Mercado muda com chegada de farmácias aos supermercados

A presença de farmácias dentro de supermercados já é uma realidade no Brasil. Com a nova legislação em vigor, esses estabelecimentos passam a poder instalar espaços exclusivos para a venda de medicamentos, desde que sigam regras rígidas de funcionamento, semelhantes às de uma drogaria tradicional.
Na prática, a lei permite que os supermercados criem uma área específica para farmácia, mas proíbe a comercialização de medicamentos em gôndolas comuns, junto a alimentos ou outros produtos. Ou seja, nada de remédios espalhados pelo mercado: o espaço precisa ser separado, com controle técnico e funcionamento próprio.
Algumas redes já se anteciparam à mudança. O Assaí, por exemplo, vinha anunciando a implantação de farmácias em suas lojas assim que a medida fosse aprovada, indicando uma tendência de expansão desse modelo no varejo.
O que muda na prática
Com a nova regra, os supermercados poderão ter farmácias, mas com exigências claras:
- O espaço deve ser exclusivo, delimitado e funcionar como uma farmácia independente
- Medicamentos não podem ser expostos em áreas comuns do mercado
- A presença de um farmacêutico é obrigatória durante todo o horário de funcionamento
- A venda de medicamentos controlados está permitida, com retenção de receita e соблюção das normas sanitárias
- O funcionamento pode ser feito pelo próprio supermercado ou por meio de parceria com redes de drogarias autorizadas
Posição do setor
Para a Associação Brasileira de Farmácias e Drogarias (Abrafarma), o texto aprovado representa um avanço em relação às propostas iniciais, que previam a venda de medicamentos diretamente nas prateleiras dos supermercados, sem controle adequado.

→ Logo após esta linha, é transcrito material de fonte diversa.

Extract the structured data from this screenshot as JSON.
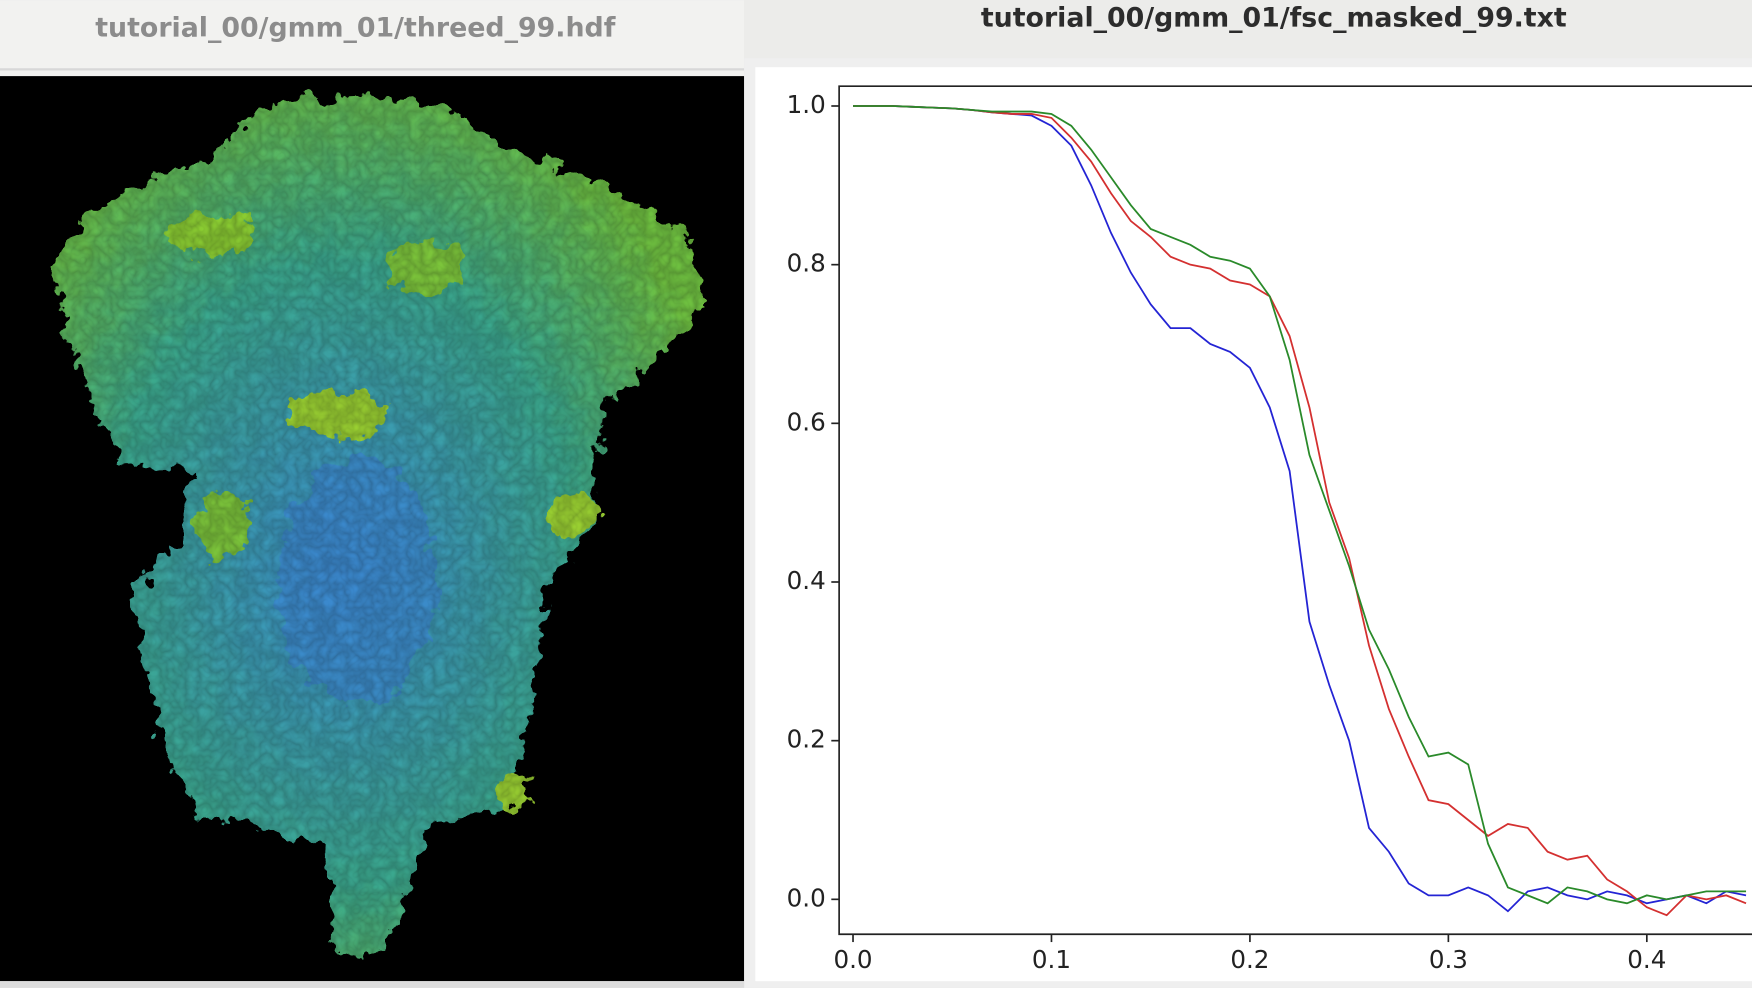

Segundo a entidade, a versão final da lei manteve pontos considerados essenciais, como a exigência de farmacêutico presente, o cumprimento das normas sanitárias e a rastreabilidade dos medicamentos.
“O dano foi minimizado. Conseguimos evitar a aprovação de dispositivos que poderiam levar à banalização dos medicamentos”, afirmou o CEO da Abrafarma, Sergio Mena Barreto, em nota.
Conselho de Farmácia vê avanço
O Conselho Federal de Farmácia (CFF) também avaliou positivamente o texto final. A entidade participou das discussões e destaca que a proposta inicial era mais flexível, o que poderia comprometer a segurança no uso de medicamentos.
“O dano foi minimizado. Agora, caberá aos órgãos fiscalizadores garantir o cumprimento da legislação”, afirmou o presidente do CFF, Walter Jorge.
Novo cenário
Com a mudança, o setor farmacêutico entra em uma nova fase, com maior concorrência e ampliação do acesso aos medicamentos. Ao mesmo tempo, a legislação busca manter o controle e evitar que esses produtos sejam tratados como itens comuns de consumo.
A expectativa é que, nos próximos meses, mais redes de supermercados passem a investir nesse modelo, consolidando uma nova dinâmica no varejo brasileiro.